— Я тоже солдатский сын…
— Тем-то с Евсигнеем-мучеником и схож. Только тебе и половины от ста не прожить, если сидонитку свою не позабудешь!
Евстигней замолчал. Про себя же засомневался и закручинился:
«Отчего та древняя, библейская Иезавель — не пророчица? А другие — так те пророчицы? Господу нашему Иисусу — верю. Да только все ли слова его верно падре пересказал? И еще: для чего даже и столетняя жизнь, когда в ней ни Езавели италианской, ни Езавели петербургской — Алымушки — не будет?»
Впрочем, совету старого францисканца Евстигней внял: в Италии более не блудил.
Глава восемнадцатая
Воздух Болоньи, письма из России
Падре Мартини дряхлел.
Воздух Болоньи, некогда им со сладостью впиваемый, восторгов более не вызывал. Красные крыши города виделись из монастыря все тусклей. А охра городских стен — та, наоборот, резала глаз.
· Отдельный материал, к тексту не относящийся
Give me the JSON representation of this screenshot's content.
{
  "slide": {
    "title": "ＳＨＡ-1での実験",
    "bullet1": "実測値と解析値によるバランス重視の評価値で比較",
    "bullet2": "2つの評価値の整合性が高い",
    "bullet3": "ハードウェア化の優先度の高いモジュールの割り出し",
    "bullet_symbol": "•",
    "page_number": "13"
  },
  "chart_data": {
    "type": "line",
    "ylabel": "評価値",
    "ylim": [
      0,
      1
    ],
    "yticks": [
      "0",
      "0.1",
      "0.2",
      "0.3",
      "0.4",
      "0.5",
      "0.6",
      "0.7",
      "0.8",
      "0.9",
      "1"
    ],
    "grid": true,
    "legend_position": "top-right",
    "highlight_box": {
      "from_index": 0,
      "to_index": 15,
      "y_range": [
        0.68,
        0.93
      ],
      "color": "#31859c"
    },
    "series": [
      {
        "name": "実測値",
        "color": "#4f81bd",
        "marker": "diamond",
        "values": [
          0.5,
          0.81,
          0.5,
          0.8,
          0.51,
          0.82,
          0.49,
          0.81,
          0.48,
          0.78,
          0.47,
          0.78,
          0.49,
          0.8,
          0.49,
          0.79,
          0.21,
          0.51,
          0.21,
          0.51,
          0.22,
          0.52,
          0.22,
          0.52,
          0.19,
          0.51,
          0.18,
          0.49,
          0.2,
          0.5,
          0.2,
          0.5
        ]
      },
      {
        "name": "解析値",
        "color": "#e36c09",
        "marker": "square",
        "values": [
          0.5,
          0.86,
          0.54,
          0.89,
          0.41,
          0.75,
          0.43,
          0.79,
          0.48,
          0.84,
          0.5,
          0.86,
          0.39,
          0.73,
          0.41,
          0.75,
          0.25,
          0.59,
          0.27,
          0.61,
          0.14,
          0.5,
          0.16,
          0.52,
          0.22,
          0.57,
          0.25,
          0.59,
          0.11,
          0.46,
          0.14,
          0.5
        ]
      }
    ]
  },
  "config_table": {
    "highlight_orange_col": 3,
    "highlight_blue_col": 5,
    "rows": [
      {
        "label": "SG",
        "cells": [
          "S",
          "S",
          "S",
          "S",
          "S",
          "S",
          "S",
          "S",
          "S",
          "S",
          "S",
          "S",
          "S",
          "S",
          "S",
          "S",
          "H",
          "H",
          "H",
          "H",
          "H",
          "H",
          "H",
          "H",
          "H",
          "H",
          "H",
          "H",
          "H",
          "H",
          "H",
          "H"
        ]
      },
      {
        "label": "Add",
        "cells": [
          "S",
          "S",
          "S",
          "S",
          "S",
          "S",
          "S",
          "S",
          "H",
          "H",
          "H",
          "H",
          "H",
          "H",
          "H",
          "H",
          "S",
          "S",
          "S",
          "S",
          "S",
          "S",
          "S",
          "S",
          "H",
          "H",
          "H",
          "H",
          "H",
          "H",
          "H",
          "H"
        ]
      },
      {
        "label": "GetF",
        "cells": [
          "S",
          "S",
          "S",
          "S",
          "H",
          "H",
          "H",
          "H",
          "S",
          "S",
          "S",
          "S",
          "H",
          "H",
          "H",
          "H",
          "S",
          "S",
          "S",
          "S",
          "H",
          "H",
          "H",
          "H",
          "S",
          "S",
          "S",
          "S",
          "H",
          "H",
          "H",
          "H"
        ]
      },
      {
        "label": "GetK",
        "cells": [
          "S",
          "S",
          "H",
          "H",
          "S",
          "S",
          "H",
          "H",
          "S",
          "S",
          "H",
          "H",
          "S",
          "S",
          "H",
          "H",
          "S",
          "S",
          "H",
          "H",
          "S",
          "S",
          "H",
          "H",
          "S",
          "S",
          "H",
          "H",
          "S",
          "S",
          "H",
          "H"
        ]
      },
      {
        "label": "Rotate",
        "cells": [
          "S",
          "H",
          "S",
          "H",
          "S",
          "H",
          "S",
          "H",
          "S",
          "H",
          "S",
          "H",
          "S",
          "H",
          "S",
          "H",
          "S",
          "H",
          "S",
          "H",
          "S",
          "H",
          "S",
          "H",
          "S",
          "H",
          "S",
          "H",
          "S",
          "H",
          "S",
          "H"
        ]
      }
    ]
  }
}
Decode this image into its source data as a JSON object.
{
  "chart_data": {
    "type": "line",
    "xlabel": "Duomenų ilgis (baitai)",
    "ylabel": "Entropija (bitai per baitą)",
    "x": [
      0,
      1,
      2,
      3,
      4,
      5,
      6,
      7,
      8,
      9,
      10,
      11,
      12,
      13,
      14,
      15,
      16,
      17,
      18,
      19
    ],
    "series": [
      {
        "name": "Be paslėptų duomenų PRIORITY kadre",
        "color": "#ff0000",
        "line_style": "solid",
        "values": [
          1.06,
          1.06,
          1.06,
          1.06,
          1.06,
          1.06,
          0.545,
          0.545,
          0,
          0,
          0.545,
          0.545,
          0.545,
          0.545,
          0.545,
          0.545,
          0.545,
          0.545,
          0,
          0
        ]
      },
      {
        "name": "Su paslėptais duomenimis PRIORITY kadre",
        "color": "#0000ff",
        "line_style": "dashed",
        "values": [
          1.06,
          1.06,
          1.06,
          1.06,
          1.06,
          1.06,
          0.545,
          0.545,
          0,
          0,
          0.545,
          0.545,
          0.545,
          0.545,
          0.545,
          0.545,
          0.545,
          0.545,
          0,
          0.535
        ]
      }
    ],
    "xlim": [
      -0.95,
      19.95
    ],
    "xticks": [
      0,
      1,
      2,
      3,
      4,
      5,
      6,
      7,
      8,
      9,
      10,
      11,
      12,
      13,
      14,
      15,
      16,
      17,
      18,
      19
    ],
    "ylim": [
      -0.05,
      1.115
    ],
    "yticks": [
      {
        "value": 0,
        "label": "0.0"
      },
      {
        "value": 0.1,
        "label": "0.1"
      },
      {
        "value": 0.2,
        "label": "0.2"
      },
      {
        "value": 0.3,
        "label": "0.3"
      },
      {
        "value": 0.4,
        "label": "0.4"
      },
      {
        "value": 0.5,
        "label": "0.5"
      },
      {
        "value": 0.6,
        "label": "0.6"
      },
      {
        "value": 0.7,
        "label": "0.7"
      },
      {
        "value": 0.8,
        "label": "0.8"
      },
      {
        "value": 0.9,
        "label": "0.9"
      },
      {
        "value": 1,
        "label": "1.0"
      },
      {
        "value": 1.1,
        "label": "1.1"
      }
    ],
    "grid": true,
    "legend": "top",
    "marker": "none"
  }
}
Беготня болонских тротуаров, быстрый крутеж каменных лесенок ныне воспринимались лишь как доводящее до обморока головокруженье.
Одна только мнимая изгородь, протянувшаяся от монастыря Сан-Франческо до Пьяццо Маджоре, изгородь из ловко и бережно сплетенных звуков, изгородь, называемая полифонией, — была неразрываема, крепка.
А все видимое, наоборот, мельчало, рвалось, делалось излишним.
Пора было готовиться к переходу в мир иной.
Однако о мире ином падре думал меньше, чем о том, что оставит здесь, в монастыре и в Academia filarmonica, долгие годы незаметно им направлявшейся по единственно верному пути.
Продолжением и развитием заданной музыкальной темы был контрапункт.
Продолжением мастера — его ученики.
Он, Джамбаттиста Мартини, был темой. Ученики — ее бесконечным развитием.
Развивающим тему был необходим новый наставник. Кто?
Давно и бесповоротно было решено: основную группу учеников примет падре Маттеи.
Знал об этом и Евстигней.
В недавнем своем репорте он про Маттеи упомянул. Написал в Петербург и о том, что Сам падре Мартини «соблаговолил доставить» ему нового, и притом превосходного наставника. Слово «Сам» — безотчетно вывел с заглавной буквы. Заметив, исправлять не стал.
После траттории, после бегства финикиянки, — все вернулось в наезженную колею. Теперь, правда, стали происходить неурядицы с другом Петрушей.
Скоков то притворно болел, то не посещал занятий, то — «в самом скором времени!» — собирался домой, в Россию: время его пенсионерства кончалось. Над рассказами Евстигнея, особенно над «Ахерашкой и Езавелькой», Петруша Скоков грубо смеялся. Иногда на целые дни исчезал. Возвращался трезвый, однако с мутью горючей в глазах.
Евстигней учился за двоих.
Однако при всем своем прилежании — грозу петербургскую проморгал.
Далекий Север напомнил о себе через полгода: напомнил резко и грубо, свергнул с небес на землю.
Письмо, грозно озаглавленное:
«Опять —
Порабощающая сила неправильной и теперь совершенно чуждой фамилии тяготила сильней, чем строгость рескрипта.
Против строгостей «пенсионер» отнюдь не восставал.
Правда оно! Загостился! Иззабавился! Лишь одно хиленькое сочиненьице для Академии подготовил. Даже и тема сочиненьица — напета монахом, а им, Евстигнеем, всего только в контрапункт закована.
Тут — все справедливо. В «предписании» — строгость желанная, необходимая!
Ну а что до остального...
Поведение... Евстигнеюшка еще пуще запечалился. Он ли не старается вести себя строго? Да только не всегда получается. Одни похождения в траттории чего стоят!